Sink holes in the Thunder Bay region of Michigan, several hundred feet deep, are exposed to the ancient, mineral rich Paleozoic era bedrock, where the minerals leech out into the water creating a very dense, mineral rich, oxygen free underwater eco-system.
“You have this pristine fresh water lake that has what amounts to materials from 400 million years ago … being pushed out into the lake,” said Steven A. Ruberg,
Similar to the undersea vents, these sink holes harbor odd bacteria adapted to extreme environments. They grow in large "pony-tails" or in purple towers along the bottom.
The Lake Huron sinkholes are dominated by brilliant purple mats of cyanobacteria -- cousins of microbes found on the bottom of permanently ice-covered lakes in Antarctica -- and pallid, floating pony-tails of other microbial life, according to the journal article.
The saltwater venting out of the sinkholes is hostile to most life forms because it lacks oxygen, the scientists said in the article..
Video found at the Annis Water Resources Institute site on the Sinkhole Ecosystem Project page.
For those out there who feel Lake Huron is the unsung third wheel of the largest Great Lakes, this is it, baby. This is pretty darn cool. Researchers believe these sink holes might also be found in Lake Superior and Lake Michigan, but so far that's just a hypothesis. Right now they appear to be unique to Lake Huron.
And they've been right under our noses this whole time, and not even that far from shore, looks like. The Great Lakes have been sorely un-explored and under-researched for too long. They've just been part of the scenery, used to transport goods and raise fish for eating. It's discoveries like this that should make people sit up and pay attention to the wonders in their back yards...and more importantly, it's discoveries like this that should warrant greater interest in researching the Great Lakes and fanning the urgency of Great Lakes preservation efforts and funding.
Because it's just so frickin' COOL.
Additional reading thanks to Kos user Ellicatt
In this case, scientists wonder if the microbes may be truly primordial. Researchers found that the purple bacteria can photosynthesize as easily in sulfur-rich water as they can in fresh water, an ability suited to the dim and sulfur-rich conditions of shallow, primeval seas that existed billions of years ago.
Cameras on the submersible recorded something divers had seen and talked about for years—vast purple carpets mottling the bottom of the shallower sinkholes, where dim surface light still reaches. In deeper, darker water, the submersible found white microbial mats similar to those around deep-ocean heat vents.
One thing the researchers tried to figure out was what on Earth those purple colonies were. They found that the single-celled microbes banded together to form filaments that in turn joined to form mats. When debris fell on the mats, the bacteria got on top of it by crawling toward the light.
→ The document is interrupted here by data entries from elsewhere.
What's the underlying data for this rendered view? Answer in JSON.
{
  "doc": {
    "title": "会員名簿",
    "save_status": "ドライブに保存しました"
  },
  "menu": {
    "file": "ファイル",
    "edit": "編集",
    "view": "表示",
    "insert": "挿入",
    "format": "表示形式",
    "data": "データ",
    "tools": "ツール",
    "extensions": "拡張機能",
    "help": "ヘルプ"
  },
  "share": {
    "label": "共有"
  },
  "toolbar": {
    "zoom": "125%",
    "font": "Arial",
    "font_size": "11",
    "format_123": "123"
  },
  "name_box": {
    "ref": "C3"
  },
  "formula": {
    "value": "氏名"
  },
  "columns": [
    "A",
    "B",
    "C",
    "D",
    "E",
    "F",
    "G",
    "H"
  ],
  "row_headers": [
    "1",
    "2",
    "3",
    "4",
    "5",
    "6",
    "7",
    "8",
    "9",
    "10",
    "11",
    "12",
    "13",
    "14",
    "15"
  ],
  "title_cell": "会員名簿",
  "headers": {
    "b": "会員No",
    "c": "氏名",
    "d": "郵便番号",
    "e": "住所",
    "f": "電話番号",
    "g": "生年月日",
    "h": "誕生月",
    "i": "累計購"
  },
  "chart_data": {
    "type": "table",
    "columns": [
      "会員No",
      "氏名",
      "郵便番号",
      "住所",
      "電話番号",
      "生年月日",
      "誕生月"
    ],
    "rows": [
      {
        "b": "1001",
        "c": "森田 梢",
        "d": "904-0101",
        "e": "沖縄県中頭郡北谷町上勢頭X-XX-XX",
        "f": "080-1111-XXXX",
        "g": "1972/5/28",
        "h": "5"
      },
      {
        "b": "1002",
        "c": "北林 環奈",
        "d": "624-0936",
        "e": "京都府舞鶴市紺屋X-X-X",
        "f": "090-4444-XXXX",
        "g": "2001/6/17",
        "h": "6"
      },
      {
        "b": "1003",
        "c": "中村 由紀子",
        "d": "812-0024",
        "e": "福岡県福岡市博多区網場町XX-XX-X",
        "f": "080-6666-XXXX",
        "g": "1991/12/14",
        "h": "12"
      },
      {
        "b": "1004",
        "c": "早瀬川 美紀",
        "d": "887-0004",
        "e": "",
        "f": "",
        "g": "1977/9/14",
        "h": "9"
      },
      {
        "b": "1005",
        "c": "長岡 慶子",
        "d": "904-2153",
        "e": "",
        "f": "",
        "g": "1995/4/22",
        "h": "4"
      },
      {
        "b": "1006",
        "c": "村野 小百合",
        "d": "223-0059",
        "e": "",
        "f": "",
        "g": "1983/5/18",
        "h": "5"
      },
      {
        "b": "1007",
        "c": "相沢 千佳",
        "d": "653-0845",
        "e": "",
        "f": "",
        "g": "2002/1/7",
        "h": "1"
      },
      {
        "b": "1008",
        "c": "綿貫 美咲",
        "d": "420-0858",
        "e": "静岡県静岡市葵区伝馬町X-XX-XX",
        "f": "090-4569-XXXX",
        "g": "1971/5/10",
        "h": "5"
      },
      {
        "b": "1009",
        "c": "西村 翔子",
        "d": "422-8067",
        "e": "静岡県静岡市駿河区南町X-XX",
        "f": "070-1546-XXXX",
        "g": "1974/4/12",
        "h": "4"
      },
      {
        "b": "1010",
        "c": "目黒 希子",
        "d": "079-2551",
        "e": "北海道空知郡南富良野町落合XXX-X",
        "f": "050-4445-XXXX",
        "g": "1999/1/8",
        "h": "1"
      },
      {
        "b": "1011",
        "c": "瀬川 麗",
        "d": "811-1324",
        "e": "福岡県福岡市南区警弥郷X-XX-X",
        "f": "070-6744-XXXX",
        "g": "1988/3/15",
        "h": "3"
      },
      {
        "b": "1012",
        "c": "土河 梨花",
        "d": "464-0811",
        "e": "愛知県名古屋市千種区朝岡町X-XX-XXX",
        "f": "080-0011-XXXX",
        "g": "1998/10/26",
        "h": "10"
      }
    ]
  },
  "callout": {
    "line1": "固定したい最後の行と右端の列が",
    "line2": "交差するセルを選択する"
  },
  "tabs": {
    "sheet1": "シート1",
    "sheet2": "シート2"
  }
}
The sticky ooze could climb a pebble in a laboratory water tank in a few hours, and crawled up the sides of beakers.
Meaning of "unusually high levels of conductivity"
Kos handle Ernest T Bass
Unusually high levels of conductivity doesn't mean packed with conductive minerals (such as, I suppose, small particles of iron or copper?).
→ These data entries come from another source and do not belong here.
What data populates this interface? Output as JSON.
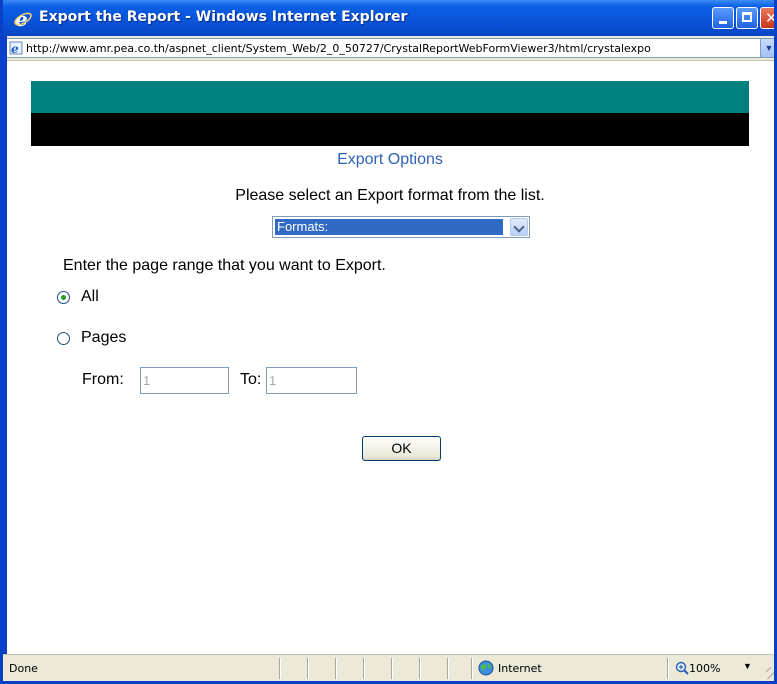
{
  "window": {
    "title": "Export the Report - Windows Internet Explorer",
    "address_url": "http://www.amr.pea.co.th/aspnet_client/System_Web/2_0_50727/CrystalReportWebFormViewer3/html/crystalexpo"
  },
  "dialog": {
    "title": "Export Options",
    "instruction": "Please select an Export format from the list.",
    "format_select_value": "Formats:",
    "range_label": "Enter the page range that you want to Export.",
    "radio_all_label": "All",
    "radio_pages_label": "Pages",
    "radio_selected": "All",
    "from_label": "From:",
    "from_value": "1",
    "to_label": "To:",
    "to_value": "1",
    "ok_label": "OK",
    "banner_colors": [
      "#007F7F",
      "#000000"
    ]
  },
  "statusbar": {
    "status_text": "Done",
    "zone_text": "Internet",
    "zoom_text": "100%"
  },
  "icons": [
    "ie-logo-icon",
    "minimize-icon",
    "maximize-icon",
    "close-icon",
    "page-icon",
    "chevron-down-icon",
    "globe-icon",
    "zoom-icon"
  ]
}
Electrical conductivity is a measure of the dissolved ion concentration of water. The more ions dissolved in water, the more easily it conducts electricity. Electrical conductivity is often used in field studies because it is very easy to measure and the meters used to measure it are durable and relatively inexpensive.
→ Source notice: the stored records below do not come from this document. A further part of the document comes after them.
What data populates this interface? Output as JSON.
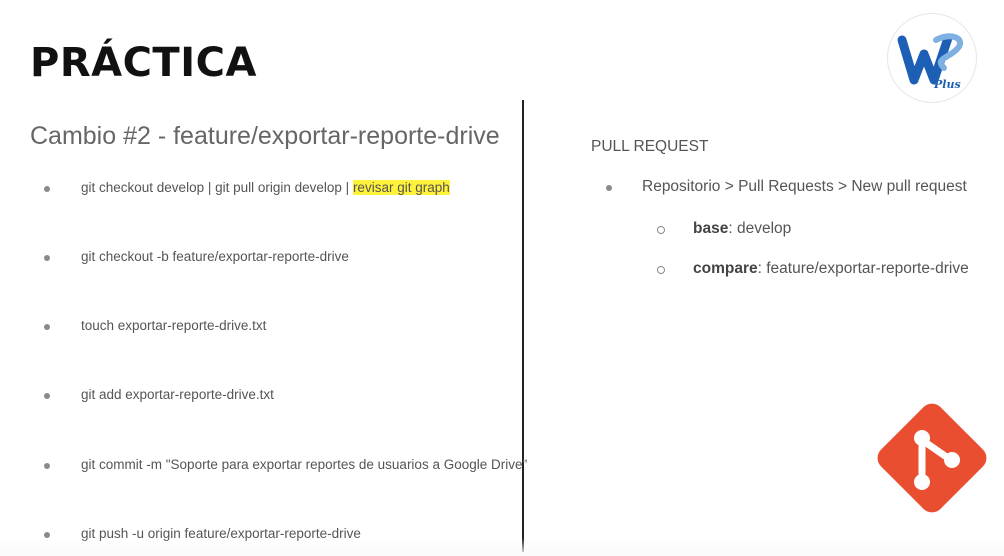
{
  "slide": {
    "title": "PRÁCTICA",
    "logo": {
      "icon": "ws-plus-logo",
      "text": "Plus",
      "colors": {
        "blue": "#1d5fb5",
        "light_blue": "#7fb0e2"
      }
    },
    "left": {
      "subtitle": "Cambio #2 - feature/exportar-reporte-drive",
      "steps": [
        {
          "text": "git checkout develop | git pull origin develop | ",
          "highlight": "revisar git graph"
        },
        {
          "text": "git checkout -b feature/exportar-reporte-drive"
        },
        {
          "text": "touch exportar-reporte-drive.txt"
        },
        {
          "text": "git add exportar-reporte-drive.txt"
        },
        {
          "text": "git commit -m \"Soporte para exportar  reportes de usuarios a Google Drive\""
        },
        {
          "text": "git push -u origin feature/exportar-reporte-drive"
        }
      ]
    },
    "right": {
      "heading": "PULL REQUEST",
      "item": "Repositorio > Pull Requests > New pull request",
      "subitems": [
        {
          "label": "base",
          "value": ": develop"
        },
        {
          "label": "compare",
          "value": ": feature/exportar-reporte-drive"
        }
      ]
    },
    "git_logo": {
      "icon": "git-logo-icon",
      "color": "#e94e31"
    },
    "highlight_color": "#fff23a"
  }
}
Electrical conductivity (EC) is usually expressed as specific conductance, which is EC normalized to 25 degrees Celsius (because conductivity is temperature dependent).
Electrical conductivity used to be expressed in terms of millimhos per cubic centimeter (mho being the reverse of ohm, the measure of electrical resistance), but more recently is being expressed as millisiemens per cubic centimeter, in honor of electrical pioneer Ernst Werner von Siemens, namesake of the German industrial conglomerate.
< /hydroogist >
In short, what that means, is this deeper water, by showing higher electrical conductivity, is more saline than the fresher water above. Not surprising, as its density would be greater as well.